“Gotta get glasses,” he said aloud.
He talked to himself because it comforted him. This was the time of night he didn’t like, when the city was dead or else living silently behind closed doors. This was the time you looked over your shoulder, you looked back to reassure yourself.
When he turned north on Avenue Road he heard the clock on the Soldiers’ Tower strike three. Bong bong bong. One for Geraldine. One for Marcie.
“One for me,” he said. There were only three but he kept imagining there was more. “One for Joey. One for Murillo. One for Johnny Heath.”

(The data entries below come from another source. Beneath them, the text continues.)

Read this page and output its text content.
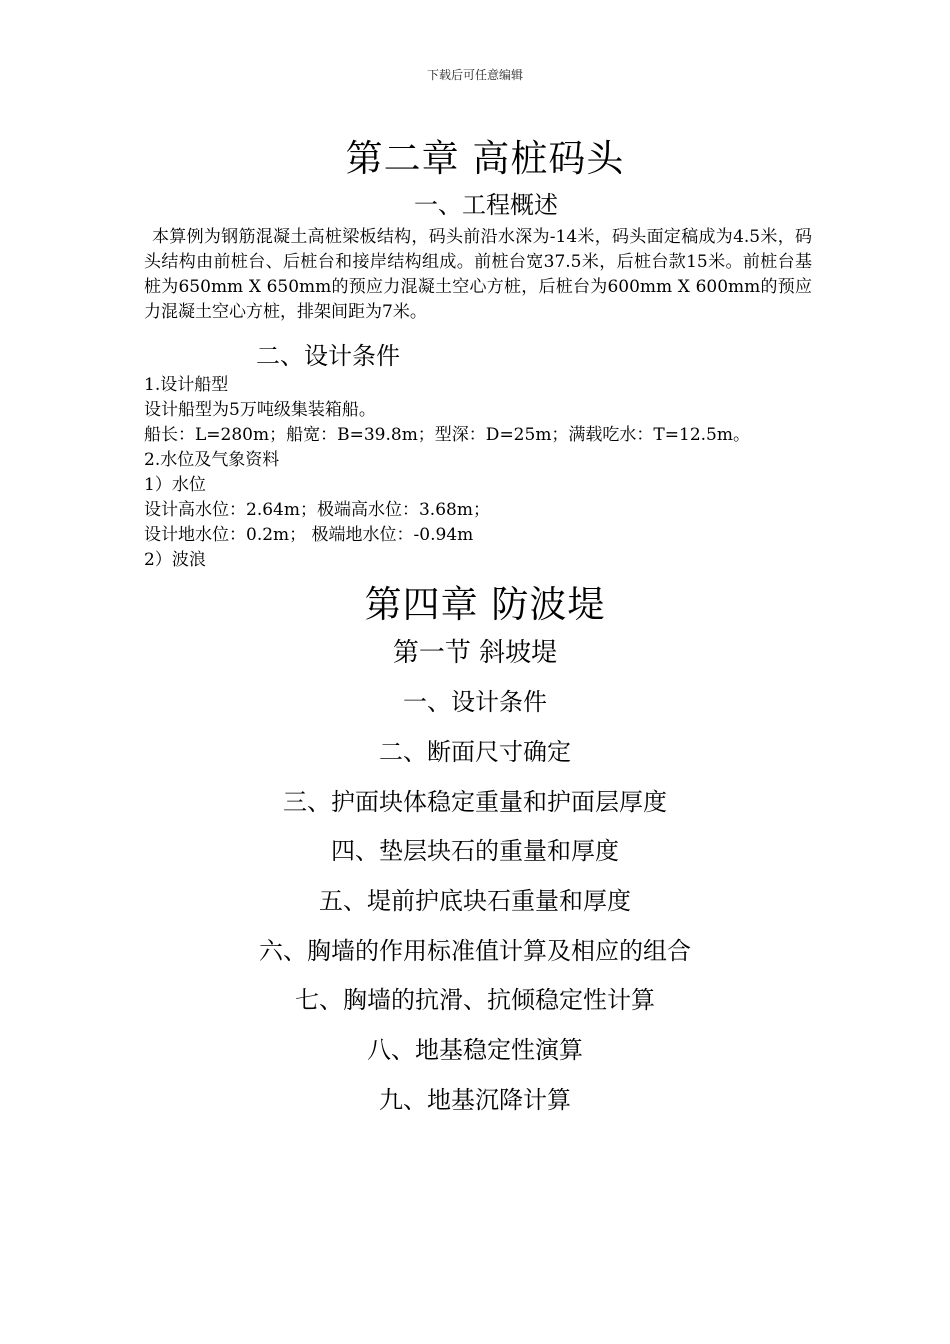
下载后可任意编辑
第二章 高桩码头
一、工程概述
本算例为钢筋混凝土高桩梁板结构，码头前沿水深为-14米，码头面定稿成为4.5米，码头结构由前桩台、后桩台和接岸结构组成。前桩台宽37.5米，后桩台款15米。前桩台基桩为650mm X 650mm的预应力混凝土空心方桩，后桩台为600mm X 600mm的预应力混凝土空心方桩，排架间距为7米。
二、设计条件
1.设计船型
设计船型为5万吨级集装箱船。
船长：L=280m；船宽：B=39.8m；型深：D=25m；满载吃水：T=12.5m。
2.水位及气象资料
1）水位
设计高水位：2.64m；极端高水位：3.68m；
设计地水位：0.2m； 极端地水位：-0.94m
2）波浪
第四章 防波堤
第一节 斜坡堤
一、设计条件
二、断面尺寸确定
三、护面块体稳定重量和护面层厚度
四、垫层块石的重量和厚度
五、堤前护底块石重量和厚度
六、胸墙的作用标准值计算及相应的组合
七、胸墙的抗滑、抗倾稳定性计算
八、地基稳定性演算
九、地基沉降计算
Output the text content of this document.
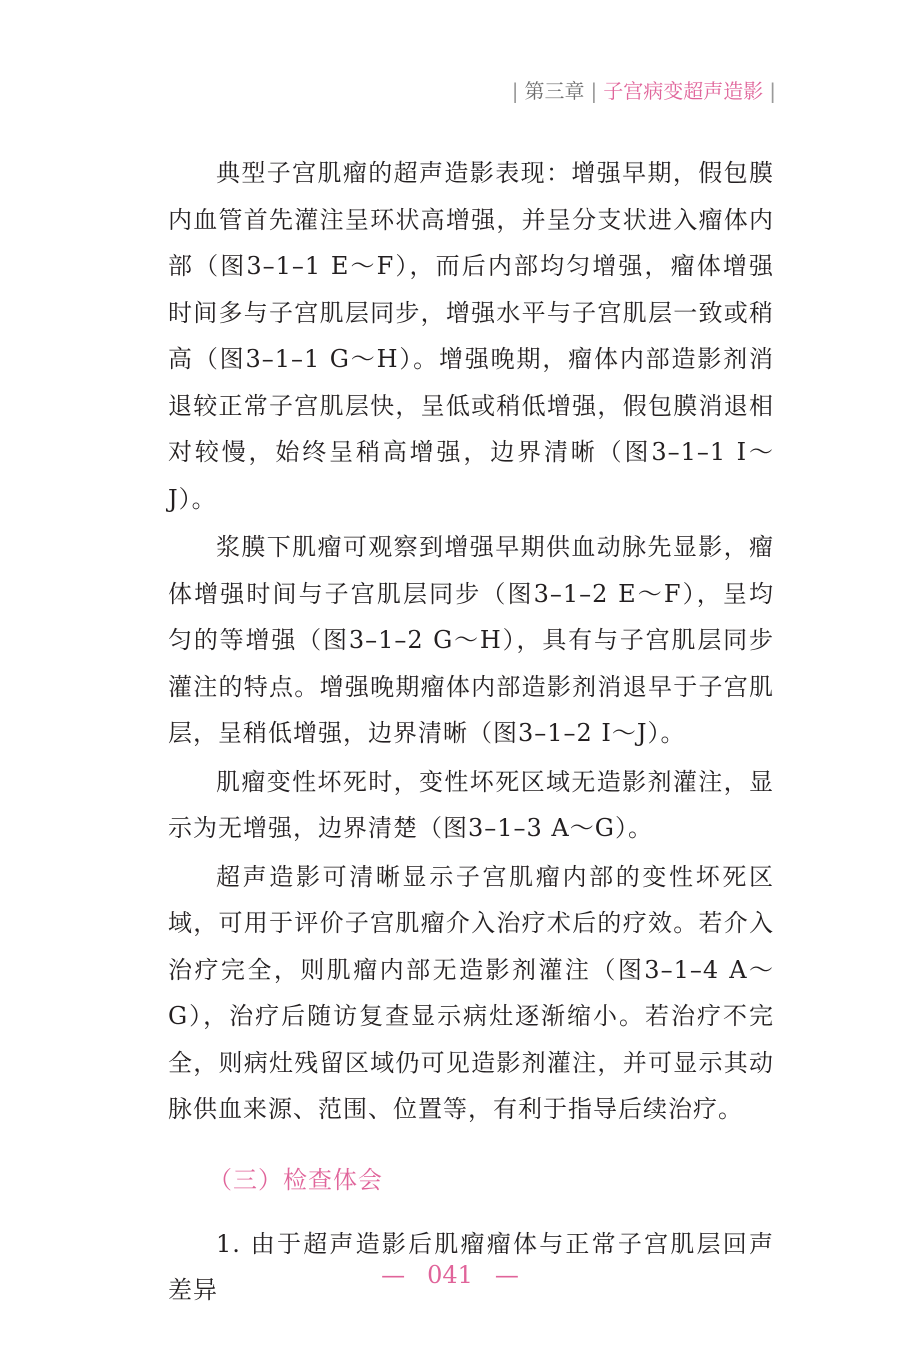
| 第三章 | 子宫病变超声造影 |

典型子宫肌瘤的超声造影表现：增强早期，假包膜内血管首先灌注呈环状高增强，并呈分支状进入瘤体内部（图3–1–1 E～F），而后内部均匀增强，瘤体增强时间多与子宫肌层同步，增强水平与子宫肌层一致或稍高（图3–1–1 G～H）。增强晚期，瘤体内部造影剂消退较正常子宫肌层快，呈低或稍低增强，假包膜消退相对较慢，始终呈稍高增强，边界清晰（图3–1–1 I～J）。

浆膜下肌瘤可观察到增强早期供血动脉先显影，瘤体增强时间与子宫肌层同步（图3–1–2 E～F），呈均匀的等增强（图3–1–2 G～H），具有与子宫肌层同步灌注的特点。增强晚期瘤体内部造影剂消退早于子宫肌层，呈稍低增强，边界清晰（图3–1–2 I～J）。

肌瘤变性坏死时，变性坏死区域无造影剂灌注，显示为无增强，边界清楚（图3–1–3 A～G）。

超声造影可清晰显示子宫肌瘤内部的变性坏死区域，可用于评价子宫肌瘤介入治疗术后的疗效。若介入治疗完全，则肌瘤内部无造影剂灌注（图3–1–4 A～G），治疗后随访复查显示病灶逐渐缩小。若治疗不完全，则病灶残留区域仍可见造影剂灌注，并可显示其动脉供血来源、范围、位置等，有利于指导后续治疗。

（三）检查体会

1. 由于超声造影后肌瘤瘤体与正常子宫肌层回声差异

— 041 —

He stepped on the gas to get away from the clock. The car climbed the hill, past the boardinghouses and small shops, then the apartments getting swankier as the hill grew, then more shops, a better kind now.
And then St. Clair. It wasn’t until he was actually at the top of the hill that he realized he should have turned off three blocks down. He didn’t feel right up here on the top of the hill where Johnny Heath lived. Johnny Heath lived up here to the left, with his yellow roadster and his blind sister. Stevie had driven past the house once just for the hell of it.
He turned left, driving very slowly, not intending to stop but just to go past the house. The car stopped itself, so Stevie turned off the ignition and parked along the curb. He couldn’t see the Heaths’ house very well from the curb. He could only see a faint glow behind the trees.
He sat there for some time looking at the glow. There were no cars moving along the road that he could wave at. After three o’clock he always waved at cars because the very lateness of the hour and the darkness were bonds between him and the people in the cars.
Someone was walking, though. The steps were behind him, slow steps and heavy, like an old man’s.
Stevie opened the car window nearest to the curb, and when the old man was abreast of the car Stevie said, “Could I trouble you for a match?”
On the seat beside him he had a whole box of paper matches advertising the Club Joey, Toronto’s Smartest Nightclub, Cover Charge One-Fifty. But he had to talk to someone, someone who was awake in the sleeping city.
The steps paused.
“A match,” Stevie said.
“Ah?”
“A match. Could I trouble you...?”
“A match?” The man leaned down and looked inside the car window at Stevie. “Do you want a match?”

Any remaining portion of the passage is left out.